Positiver Rassismus ?

“Manchmal möchte man ein großes langes Holzbrett nehmen und es dem Inder auf den Kopf hauen” so ein deutscher Tourist, den wir in Rishikesh trafen. 

 Jedoch irgendwie verständlich, wenn man zum hundertsten Mal den dreifachen Preis gesagt bekommt, falsche Züge gebucht werden, Taxifahrer abhauen, nicht- existente Reiseführer bezahlt werden oder der Polizist unbedingt dein (nicht zum Verkauf stehendes) iPhone kaufen möchte.  

Gehört das eben zur Kultur oder ist das einfach reiner Beschiss, frage ich mich oft. 

Muss ich mich jetzt anpassen, da ich ja nur Langzeitgast bin oder soll ich jetzt tatsächlich dieses Holzbrett in die Hand nehmen und dem Inder zeigen, dass sowohl Gehirn als auch Verstand sehr wohl vorhanden ist bei den Touristen? 

Ist es okay, dass Touristen sogar in Parks 5 fachen Eintrittspreis zahlen müssen? Wird dadurch das Weiß = Reich – Bild nicht nur noch gestärkt? 

Das Argument, dass Menschen,die es sich leisten können,bis nach Indien zu fliegen um dort Urlaub zu machen, eben meistens Geld haben, ist schon sehr gewichtig.

Trotzdem wird dieses Bild sehr erhoben und verallgemeinert. Was sich auch an den vielen “can i get a picture with you?” – Anfragen zeigt. Diese Fotos werden daraufhin, dem gesamten Familien- und Freundeskreis gezeigt, um auch jedem den neuen reichen schönen weißen besten Freund zu präsentieren. 

Nachdem ich jetzt 10 Monate mit und in der indischen Kultur gelebt habe,die ich trotzdem sehr schätze und auch immer wieder bewundere, haben sich mittlerweile viele kleine Hürden angestaut die diesen Post hervorbringen. 

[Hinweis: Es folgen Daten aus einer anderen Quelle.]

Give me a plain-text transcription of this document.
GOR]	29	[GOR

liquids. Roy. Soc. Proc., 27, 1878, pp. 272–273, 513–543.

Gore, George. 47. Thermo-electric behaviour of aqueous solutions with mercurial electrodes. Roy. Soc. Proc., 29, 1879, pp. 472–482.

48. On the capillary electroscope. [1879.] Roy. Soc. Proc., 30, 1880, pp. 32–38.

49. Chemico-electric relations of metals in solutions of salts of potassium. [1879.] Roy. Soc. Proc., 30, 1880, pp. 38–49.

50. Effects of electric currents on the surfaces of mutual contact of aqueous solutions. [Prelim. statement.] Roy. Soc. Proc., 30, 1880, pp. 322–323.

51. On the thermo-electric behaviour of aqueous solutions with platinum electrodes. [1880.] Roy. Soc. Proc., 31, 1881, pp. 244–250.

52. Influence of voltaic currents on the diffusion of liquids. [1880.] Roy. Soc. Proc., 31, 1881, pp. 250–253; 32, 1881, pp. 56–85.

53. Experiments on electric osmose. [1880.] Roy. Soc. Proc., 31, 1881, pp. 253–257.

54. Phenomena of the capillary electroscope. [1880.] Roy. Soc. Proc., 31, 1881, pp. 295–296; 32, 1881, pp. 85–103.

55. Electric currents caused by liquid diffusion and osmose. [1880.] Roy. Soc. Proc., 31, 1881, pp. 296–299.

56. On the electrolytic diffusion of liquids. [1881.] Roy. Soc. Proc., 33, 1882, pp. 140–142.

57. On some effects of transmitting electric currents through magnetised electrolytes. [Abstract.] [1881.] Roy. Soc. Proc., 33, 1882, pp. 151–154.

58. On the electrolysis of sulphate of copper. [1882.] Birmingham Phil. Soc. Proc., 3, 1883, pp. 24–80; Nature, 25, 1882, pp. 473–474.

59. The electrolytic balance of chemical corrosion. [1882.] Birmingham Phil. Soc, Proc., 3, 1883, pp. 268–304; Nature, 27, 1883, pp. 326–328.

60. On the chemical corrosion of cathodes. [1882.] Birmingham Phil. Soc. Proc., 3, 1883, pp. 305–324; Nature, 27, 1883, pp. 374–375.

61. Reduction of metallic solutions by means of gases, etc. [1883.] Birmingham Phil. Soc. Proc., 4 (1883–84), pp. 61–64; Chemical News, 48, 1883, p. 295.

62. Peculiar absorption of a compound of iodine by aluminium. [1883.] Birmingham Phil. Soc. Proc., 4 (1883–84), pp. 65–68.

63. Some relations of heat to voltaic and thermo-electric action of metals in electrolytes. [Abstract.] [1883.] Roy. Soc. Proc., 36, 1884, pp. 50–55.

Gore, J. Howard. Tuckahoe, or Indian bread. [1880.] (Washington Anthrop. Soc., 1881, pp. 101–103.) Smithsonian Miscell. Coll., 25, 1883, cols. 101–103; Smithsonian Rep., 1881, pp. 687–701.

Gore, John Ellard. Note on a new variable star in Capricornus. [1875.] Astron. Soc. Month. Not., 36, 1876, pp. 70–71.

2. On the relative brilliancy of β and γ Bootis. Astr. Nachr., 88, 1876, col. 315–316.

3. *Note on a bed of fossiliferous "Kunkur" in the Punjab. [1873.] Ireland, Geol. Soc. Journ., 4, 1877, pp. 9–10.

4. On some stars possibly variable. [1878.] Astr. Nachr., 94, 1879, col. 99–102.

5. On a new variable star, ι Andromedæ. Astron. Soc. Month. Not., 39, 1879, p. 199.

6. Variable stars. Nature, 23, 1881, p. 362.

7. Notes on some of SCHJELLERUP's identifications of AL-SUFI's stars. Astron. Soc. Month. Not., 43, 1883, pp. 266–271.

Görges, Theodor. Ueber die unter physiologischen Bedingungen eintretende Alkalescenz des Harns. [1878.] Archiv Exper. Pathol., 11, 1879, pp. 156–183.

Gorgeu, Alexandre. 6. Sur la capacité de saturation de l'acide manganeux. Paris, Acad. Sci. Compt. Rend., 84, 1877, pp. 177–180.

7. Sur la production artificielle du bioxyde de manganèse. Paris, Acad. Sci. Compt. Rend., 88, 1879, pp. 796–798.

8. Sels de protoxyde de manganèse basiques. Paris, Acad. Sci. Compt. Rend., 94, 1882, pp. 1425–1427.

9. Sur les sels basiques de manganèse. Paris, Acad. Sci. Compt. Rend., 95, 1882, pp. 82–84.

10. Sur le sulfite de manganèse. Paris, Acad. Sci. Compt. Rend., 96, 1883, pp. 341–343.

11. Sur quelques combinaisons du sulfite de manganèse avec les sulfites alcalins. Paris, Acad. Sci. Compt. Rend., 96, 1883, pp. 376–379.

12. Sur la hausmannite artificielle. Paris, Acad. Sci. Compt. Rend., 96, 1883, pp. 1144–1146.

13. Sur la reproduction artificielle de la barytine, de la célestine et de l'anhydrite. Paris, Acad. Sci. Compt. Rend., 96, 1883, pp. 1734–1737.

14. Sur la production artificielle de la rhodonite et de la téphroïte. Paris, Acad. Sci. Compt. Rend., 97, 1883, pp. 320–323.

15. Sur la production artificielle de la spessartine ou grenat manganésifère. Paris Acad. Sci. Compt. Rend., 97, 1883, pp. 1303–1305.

Ich persönlich mag es nicht, wie sich dieses Bild in die Köpfe gepflanzt hat und vor allem wie manche Touristen diesen Status genießen und somit auch noch bestätigen. 

Ich hoffe wirklich sehr durch das Leben mit den Menschen hier, zumindest ein paar Menschen zu zeigen, dass weiß zu sein nicht bedeutet reich zu sein, dass wir kein höheres Volk sind, das Europa nicht der Himmel ist und Indien die Hölle (so klingen die Erwartungen und teilweise auch Erfahrungen der Inder). 

Mir wurde in den letzten Monaten bewusst, dass wir auch durch unser Handeln oder nicht Handeln, Menschen unterrichten. Dass wir das Bild das sie von uns  haben beeinflussen können, ihre Einstellung uns gegebüber ändern und im Endeffekt sogar ihr Handeln uns gegenüber bestimmen können. 

Es ist vor allem faszinierend wie wir somit auch Wege ebnen oder eben Hügel bauen können für die Menschen nach uns. Für Menschen nach uns,die ein Land erkunden wollen, von ihm Lernen wollen, MIT den Menschen leben wollen. 

Es macht sehr wohl einen Unterschied ob wir das Bild des weißen, angeblich besseren Menschen annehmen und bestätigen oder ob wir es ablehnen und auf einer Ebene mit den Menschen reden, in deren Land wir zu Gast sind.

Ich weiß, dass das seine Zeit dauert (ganz egal ob mit oder ohne Holzbrett 😉 )aber bin sehr froh, das hier gelernt zu haben. 

Und hoffe und wünsche dieses Bewusstsein allen anderen Touristen ebenso.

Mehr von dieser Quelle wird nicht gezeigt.